Morphologic changes in acute and chronic viral hepatitis are shared among the hepatotropic viruses and can be mimicked by drug reactions. HBV infection may generate ground-glass hepatocytes, with a finely granular, eosinophilic cytoplasm depicted as spheres and tubules of HBsAg using electron microscopy. Other HBV-infected hepatocytes may have sanded nuclei due to abundant HBcAg; this finding indicates active viral replication.

With acute hepatitis, hepatocyte injury takes the form of diffuse swelling (balloon degeneration). Cholestasis is an inconstant finding. Two patterns of hepatocyte cell death are observed: cytolysis (cell rupture) and apoptosis (cell shrinkage). In severe cases, confluent necrosis of hepatocytes may lead to bridging necrosis. Inflammation is a prominent feature of acute hepatitis. Kupffer cells undergo hypertrophy and hyperplasia. Usually, the portal tracts are infiltrated with a mixture of inflammatory cells.

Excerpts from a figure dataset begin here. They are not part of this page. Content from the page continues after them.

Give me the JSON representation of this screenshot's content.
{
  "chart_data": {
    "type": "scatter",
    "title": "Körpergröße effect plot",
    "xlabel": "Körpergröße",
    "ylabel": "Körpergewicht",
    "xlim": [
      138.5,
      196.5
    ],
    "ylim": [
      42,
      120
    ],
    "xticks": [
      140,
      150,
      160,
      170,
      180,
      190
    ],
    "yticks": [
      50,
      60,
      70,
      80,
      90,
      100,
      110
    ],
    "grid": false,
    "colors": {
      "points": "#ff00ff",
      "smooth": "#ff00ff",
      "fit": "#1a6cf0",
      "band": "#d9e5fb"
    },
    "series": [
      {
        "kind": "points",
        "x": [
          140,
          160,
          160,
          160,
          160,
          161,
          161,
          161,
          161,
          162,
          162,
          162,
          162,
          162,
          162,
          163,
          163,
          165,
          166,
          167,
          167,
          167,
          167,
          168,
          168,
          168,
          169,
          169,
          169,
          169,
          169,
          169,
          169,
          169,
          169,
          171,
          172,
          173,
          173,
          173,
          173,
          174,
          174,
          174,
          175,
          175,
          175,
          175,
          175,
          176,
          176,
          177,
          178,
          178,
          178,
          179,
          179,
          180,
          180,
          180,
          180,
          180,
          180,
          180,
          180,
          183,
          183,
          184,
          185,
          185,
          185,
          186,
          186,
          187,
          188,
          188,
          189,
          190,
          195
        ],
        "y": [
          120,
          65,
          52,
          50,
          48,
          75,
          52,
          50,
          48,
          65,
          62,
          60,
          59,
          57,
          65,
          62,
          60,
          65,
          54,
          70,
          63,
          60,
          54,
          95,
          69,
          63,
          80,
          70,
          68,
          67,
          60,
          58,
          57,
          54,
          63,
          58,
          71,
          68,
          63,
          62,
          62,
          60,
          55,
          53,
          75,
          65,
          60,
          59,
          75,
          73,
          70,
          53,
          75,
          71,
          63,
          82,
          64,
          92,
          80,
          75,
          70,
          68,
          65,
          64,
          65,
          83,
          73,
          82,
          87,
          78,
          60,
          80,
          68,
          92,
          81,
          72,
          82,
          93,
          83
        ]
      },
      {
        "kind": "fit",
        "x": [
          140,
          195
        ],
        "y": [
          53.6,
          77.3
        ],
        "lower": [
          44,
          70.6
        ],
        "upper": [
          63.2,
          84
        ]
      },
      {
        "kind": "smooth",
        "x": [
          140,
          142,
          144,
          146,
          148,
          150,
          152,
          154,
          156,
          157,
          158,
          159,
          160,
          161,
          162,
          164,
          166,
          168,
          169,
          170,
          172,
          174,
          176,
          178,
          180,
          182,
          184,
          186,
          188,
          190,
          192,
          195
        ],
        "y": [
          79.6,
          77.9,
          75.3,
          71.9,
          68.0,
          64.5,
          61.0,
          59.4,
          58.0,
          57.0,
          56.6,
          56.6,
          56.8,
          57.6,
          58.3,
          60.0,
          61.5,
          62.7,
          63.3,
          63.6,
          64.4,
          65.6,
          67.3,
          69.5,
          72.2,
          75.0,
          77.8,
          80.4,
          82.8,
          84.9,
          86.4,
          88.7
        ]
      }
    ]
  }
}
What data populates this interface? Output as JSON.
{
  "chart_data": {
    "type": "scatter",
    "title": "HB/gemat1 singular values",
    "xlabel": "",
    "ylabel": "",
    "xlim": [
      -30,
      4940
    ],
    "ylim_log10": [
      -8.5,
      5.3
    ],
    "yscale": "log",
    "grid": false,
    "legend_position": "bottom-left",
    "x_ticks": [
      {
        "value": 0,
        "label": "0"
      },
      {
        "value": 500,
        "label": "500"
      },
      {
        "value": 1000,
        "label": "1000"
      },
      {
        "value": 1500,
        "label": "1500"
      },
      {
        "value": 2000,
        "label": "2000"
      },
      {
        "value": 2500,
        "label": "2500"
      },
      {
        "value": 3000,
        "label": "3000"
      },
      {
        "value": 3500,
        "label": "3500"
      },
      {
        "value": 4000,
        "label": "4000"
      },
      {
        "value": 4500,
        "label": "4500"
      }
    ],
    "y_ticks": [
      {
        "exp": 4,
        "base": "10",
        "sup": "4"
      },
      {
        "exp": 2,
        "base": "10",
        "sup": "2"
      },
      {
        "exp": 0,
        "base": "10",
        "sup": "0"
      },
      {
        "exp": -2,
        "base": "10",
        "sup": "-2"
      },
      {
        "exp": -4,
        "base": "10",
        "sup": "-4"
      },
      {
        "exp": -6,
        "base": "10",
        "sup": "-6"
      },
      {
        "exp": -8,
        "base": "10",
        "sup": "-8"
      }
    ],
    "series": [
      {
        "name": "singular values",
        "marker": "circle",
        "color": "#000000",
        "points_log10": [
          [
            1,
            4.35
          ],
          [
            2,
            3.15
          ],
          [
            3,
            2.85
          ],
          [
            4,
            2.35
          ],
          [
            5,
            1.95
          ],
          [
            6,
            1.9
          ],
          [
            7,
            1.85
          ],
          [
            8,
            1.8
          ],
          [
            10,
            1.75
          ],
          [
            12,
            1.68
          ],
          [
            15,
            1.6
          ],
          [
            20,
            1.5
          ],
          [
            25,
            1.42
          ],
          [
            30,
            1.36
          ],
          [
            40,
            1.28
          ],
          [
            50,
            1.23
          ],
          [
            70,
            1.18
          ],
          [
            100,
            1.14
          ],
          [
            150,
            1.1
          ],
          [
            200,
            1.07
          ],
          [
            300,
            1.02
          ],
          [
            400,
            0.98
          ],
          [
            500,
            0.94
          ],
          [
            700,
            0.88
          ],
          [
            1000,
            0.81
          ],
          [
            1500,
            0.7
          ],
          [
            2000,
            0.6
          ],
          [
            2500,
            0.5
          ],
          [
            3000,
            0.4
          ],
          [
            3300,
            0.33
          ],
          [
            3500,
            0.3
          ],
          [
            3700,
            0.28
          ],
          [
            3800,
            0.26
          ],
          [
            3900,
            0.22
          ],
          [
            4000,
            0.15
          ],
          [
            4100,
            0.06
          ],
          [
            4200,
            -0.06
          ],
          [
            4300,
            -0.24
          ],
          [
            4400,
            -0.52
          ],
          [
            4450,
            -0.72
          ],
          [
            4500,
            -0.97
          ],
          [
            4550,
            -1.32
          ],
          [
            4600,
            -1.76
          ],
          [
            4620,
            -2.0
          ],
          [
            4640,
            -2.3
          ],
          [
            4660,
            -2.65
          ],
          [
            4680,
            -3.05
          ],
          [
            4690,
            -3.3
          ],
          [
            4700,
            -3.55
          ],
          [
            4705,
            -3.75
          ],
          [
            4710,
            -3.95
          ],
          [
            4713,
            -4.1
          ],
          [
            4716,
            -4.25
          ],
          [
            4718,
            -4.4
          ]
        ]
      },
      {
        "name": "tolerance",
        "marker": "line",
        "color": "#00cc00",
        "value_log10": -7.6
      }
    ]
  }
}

Histologic features of chronic hepatitis range from exceedingly mild to severe. In the mildest forms, significant inflammation is limited to the portal tracts. Liver architecture is usually well preserved, but smoldering hepatocyte necrosis throughout the lobule may occur in all forms of chronic hepatitis.

Continued interface hepatitis and bridging necrosis are harbingers of progressive liver damage. Deposition of fibrous tissue is the hallmark of irreversible liver damage.

Continued loss of hepatocytes and fibrosis results in cirrhosis, with fibrous septae and hepatocyte regenerative nodules. This pattern of cirrhosis is characterized by irregularly sized nodules separated by variable, but mostly broad, scars. Historically, this pattern of cirrhosis has been termed postnecrotic cirrhosis. The term postnecrotic cirrhosis has been applied to all forms of cirrhosis in which the liver shows large, irregular-sized nodules with broad scars, regardless of etiology.



In current practice, including a statement regarding the severity of inflammatory activity (grade) and fibrosis (stage) in the liver biopsy pathology report is recommended in patients with chronic hepatitis. Disease activity and histological response to treatment are usually defined based on a scoring system for the grade and stage of chronic hepatitis.